Crédit photo Pauline Rabilloux

L’entreprise libérée est un concept qui a le vent en poupe. Il s’agit d’accorder plus d’autonomie aux collaborateurs en supprimant des lignes hiérarchiques. Une mode managériale qui sous-tend un engagement total des salariés. Ce qui n’est pas sans dangers.

E&C Qu’est-ce qui vous a amené à vous intéresser au concept d’entreprise libérée et à formuler à son égard un certain nombre de critiques, parfois virulentes ?

François Geuze Les modes managériales ont toujours existé – songeons à celle de la pyramide inversée ou des équipes autonomes. Mais c’est la première fois – avec celle de la génération Y – qu’un concept est autant relayé sur les réseaux sociaux, avec ses inévitables simplifications, caricatures et communication outrancière. Avec plusieurs spécialistes du monde du travail, nous avons voulu porter un regard critique sur ce concept, certes séduisant, mais dangereux à nos yeux. Nos remarques sont le fruit à la fois d’observations, d’audits sociaux et de passionnants débats.

Première observation : les promoteurs de l’entreprise libérée mettent toujours en avant un même petit nombre d’entreprises, qui n’augmente pas, dont certaines font même marche arrière. Derrière cette surcommunication, il faut bien voir qu’il y a des enjeux de business pour certains consultants ou la volonté de s’offrir une image positive de marque employeur de la part de ces entreprises.

Dans sa communication, ce concept stigmatise les fonctions supports et la fonction managériale. Or, là encore, c’est en décalage avec nos observations : les managers ne sont plus les petits chefs du 21e siècle. Quelle vision étriquée du rôle et des compétences des managers de proximité faut-il avoir pour penser que, confondant autorité et autoritarisme, ils ne servent qu’à la prescription et au contrôle.

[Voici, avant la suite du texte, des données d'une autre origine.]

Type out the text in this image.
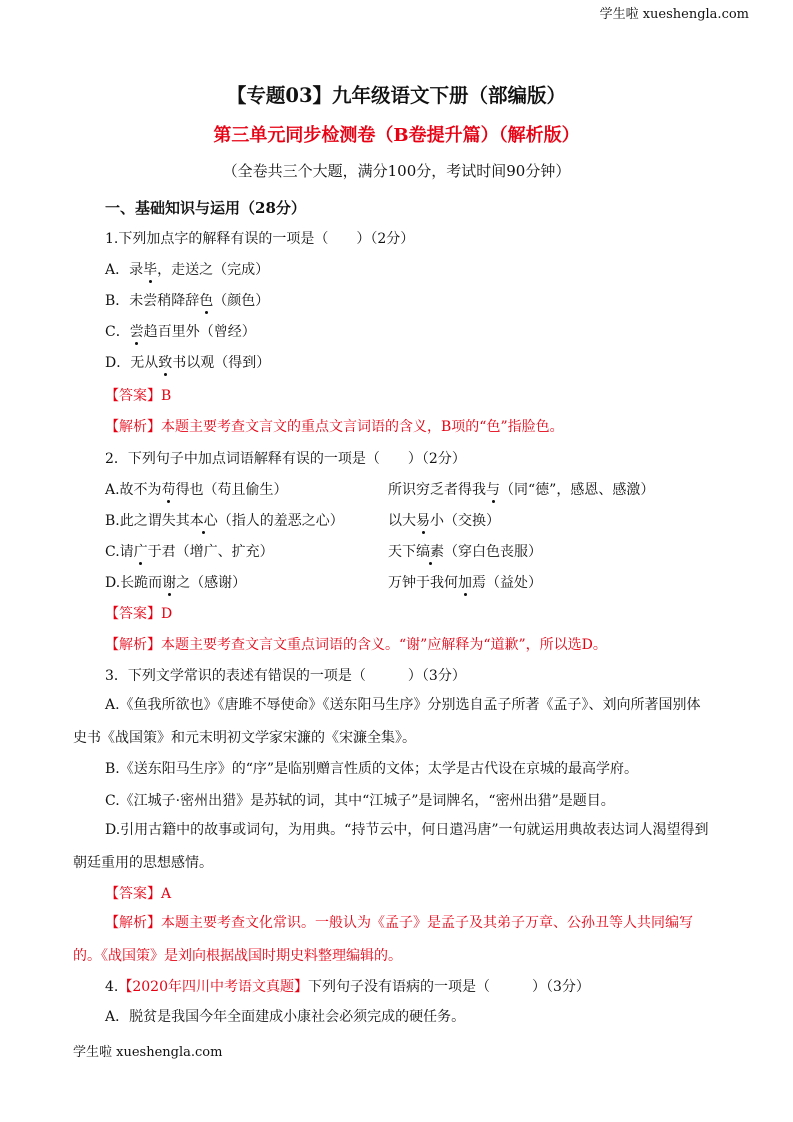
学生啦 xueshengla.com
【专题03】九年级语文下册（部编版）
第三单元同步检测卷（B卷提升篇）（解析版）
（全卷共三个大题，满分100分，考试时间90分钟）
一、基础知识与运用（28分）
1.下列加点字的解释有误的一项是（　　）（2分）
A．录毕，走送之（完成）
B．未尝稍降辞色（颜色）
C．尝趋百里外（曾经）
D．无从致书以观（得到）
【答案】B
【解析】本题主要考查文言文的重点文言词语的含义，B项的“色”指脸色。
2．下列句子中加点词语解释有误的一项是（　　）（2分）
A.故不为苟得也（苟且偷生）	所识穷乏者得我与（同“德”，感恩、感激）
B.此之谓失其本心（指人的羞恶之心）	以大易小（交换）
C.请广于君（增广、扩充）	天下缟素（穿白色丧服）
D.长跪而谢之（感谢）	万钟于我何加焉（益处）
【答案】D
【解析】本题主要考查文言文重点词语的含义。“谢”应解释为“道歉”，所以选D。
3．下列文学常识的表述有错误的一项是（　　　）（3分）
A.《鱼我所欲也》《唐雎不辱使命》《送东阳马生序》分别选自孟子所著《孟子》、刘向所著国别体史书《战国策》和元末明初文学家宋濂的《宋濂全集》。
B.《送东阳马生序》的“序”是临别赠言性质的文体；太学是古代设在京城的最高学府。
C.《江城子·密州出猎》是苏轼的词，其中“江城子”是词牌名，“密州出猎”是题目。
D.引用古籍中的故事或词句，为用典。“持节云中，何日遣冯唐”一句就运用典故表达词人渴望得到朝廷重用的思想感情。
【答案】A
【解析】本题主要考查文化常识。一般认为《孟子》是孟子及其弟子万章、公孙丑等人共同编写的。《战国策》是刘向根据战国时期史料整理编辑的。
4.【2020年四川中考语文真题】下列句子没有语病的一项是（　　　）（3分）
A．脱贫是我国今年全面建成小康社会必须完成的硬任务。
学生啦 xueshengla.com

C’est oublier un peu vite que l’encadrement est au cœur de la régulation des conflits du travail, qu’il est également le garant d’une véritable cohérence de l’équipe au quotidien.

Cette approche repose sur de nombreux stéréotypes et de fausses évidences. Par exemple, il est régulièrement mis en avant le fait que seuls 11 % des salariés seraient engagés, mais sans définir ce que veut dire engagement ni quelle est la composition de l’échantillon. D’autres études montrent exactement l’inverse : 84 % des collaborateurs répondent au critère de l’engagement – CSA, 2015 – ou 90 % des jeunes déclarent être engagés – Astree, 2015. L’attrait vis-à-vis de cette mode repose sur des dysfonctionnements réels dans l’organisation du travail. Mais, si tout le monde est d’accord sur les symptômes, c’est la manière de faire évoluer les choses qui pose question. Le management est-il la cause des problèmes ou fera-t-il partie de la solution ? Je penche pour la deuxième voie…

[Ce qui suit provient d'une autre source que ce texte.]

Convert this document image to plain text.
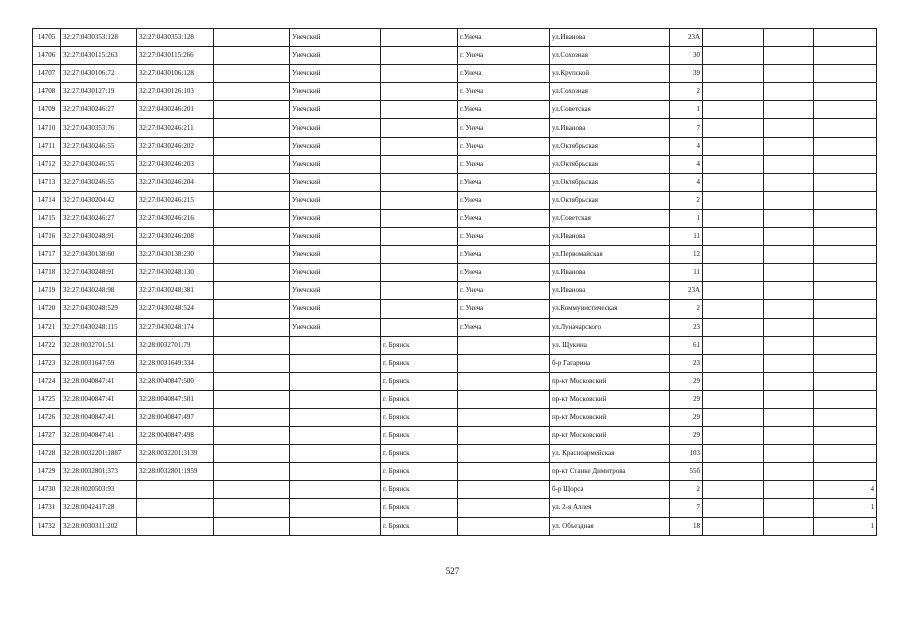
14705	32:27:0430353:128	32:27:0430353:128		Унечский		г.Унеча	ул.Иванова	23А			
14706	32:27:0430115:263	32:27:0430115:266		Унечский		г. Унеча	ул.Сохозная	30			
14707	32:27:0430106:72	32:27:0430106:128		Унечский		г.Унеча	ул.Крупской	39			
14708	32:27:0430127:19	32:27:0430126:103		Унечский		г. Унеча	ул.Сохозная	2			
14709	32:27:0430246:27	32:27:0430246:201		Унечский		г.Унеча	ул.Советская	1			
14710	32:27:0430353:76	32:27:0430246:211		Унечский		г. Унеча	ул.Иванова	7			
14711	32:27:0430246:55	32:27:0430246:202		Унечский		г. Унеча	ул.Октябрьская	4			
14712	32:27:0430246:55	32:27:0430246:203		Унечский		г. Унеча	ул.Октябрьская	4			
14713	32:27:0430246:55	32:27:0430246:204		Унечский		г.Унеча	ул.Октябрьская	4			
14714	32:27:0430204:42	32:27:0430246:215		Унечский		г.Унеча	ул.Октябрьская	2			
14715	32:27:0430246:27	32:27:0430246:216		Унечский		г.Унеча	ул.Советская	1			
14716	32:27:0430248:91	32:27:0430246:208		Унечский		г. Унеча	ул.Иванова	11			
14717	32:27:0430138:60	32:27:0430138:230		Унечский		г.Унеча	ул.Первомайская	12			
14718	32:27:0430248:91	32:27:0430248:130		Унечский		г.Унеча	ул.Иванова	11			
14719	32:27:0430248:98	32:27:0430248:381		Унечский		г. Унеча	ул.Иванова	23А			
14720	32:27:0430248:529	32:27:0430248:524		Унечский		г. Унеча	ул.Коммунистическая	2			
14721	32:27:0430248:115	32:27:0430248:174		Унечский		г.Унеча	ул.Луначарского	23			
14722	32:28:0032701:51	32:28:0032701:79			г. Брянск		ул. Щукина	61			
14723	32:28:0031647:59	32:28:0031649:334			г. Брянск		б-р Гагарина	23			
14724	32:28:0040847:41	32:28:0040847:500			г. Брянск		пр-кт Московский	29			
14725	32:28:0040847:41	32:28:0040847:501			г. Брянск		пр-кт Московский	29			
14726	32:28:0040847:41	32:28:0040847:497			г. Брянск		пр-кт Московский	29			
14727	32:28:0040847:41	32:28:0040847:498			г. Брянск		пр-кт Московский	29			
14728	32:28:0032201:1887	32:28:0032201:3139			г. Брянск		ул. Красноармейская	103			
14729	32:28:0032801:373	32:28:0032801:1959			г. Брянск		пр-кт Станке Димитрова	55б			
14730	32:28:0020503:93				г. Брянск		б-р Щорса	2			4
14731	32:28:0042417:28				г. Брянск		ул. 2-я Аллея	7			1
14732	32:28:0030311:202				г. Брянск		ул. Объездная	18			1
527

Quels sont les principaux effets pervers de l’entreprise libérée ?

L’entreprise libérée vise à limiter l’autorité du management. Mais rend-on les gens plus libres ? Je n’en suis pas sûr… À un système de management défaillant, on substitue la pression sociale. Avant, le salarié était surveillé par son manager durant une faible part de son temps de travail ; dans l’entreprise libérée, il sera épié par chacun de ses collègues en permanence. Comme les salariés sont généralement intéressés aux résultats, un collègue moins productif risque fort d’être rapidement exclu du collectif. Le monde des entreprises libérées n’est pas celui des Bisounours. Le plus engagé passera en premier – pour le choix des congés, pour les augmentations… Or on ne peut pas être tout le temps engagé. Cette logique pernicieuse favorise le surengagement, avec des risques de souffrance au travail, d’épuisement. Pour moi, c’est la définition d’une organisation maltraitante. Un article dans la presse néerlandaise a indiqué qu’un tiers des salariés d’une entreprise dite libérée était parti en burn-out au bout d’un an. Pour éviter cette pression sociale, il faudrait un accompagnement permanent du système, ce qui nécessite un investissement très lourd. Et on en revient au management !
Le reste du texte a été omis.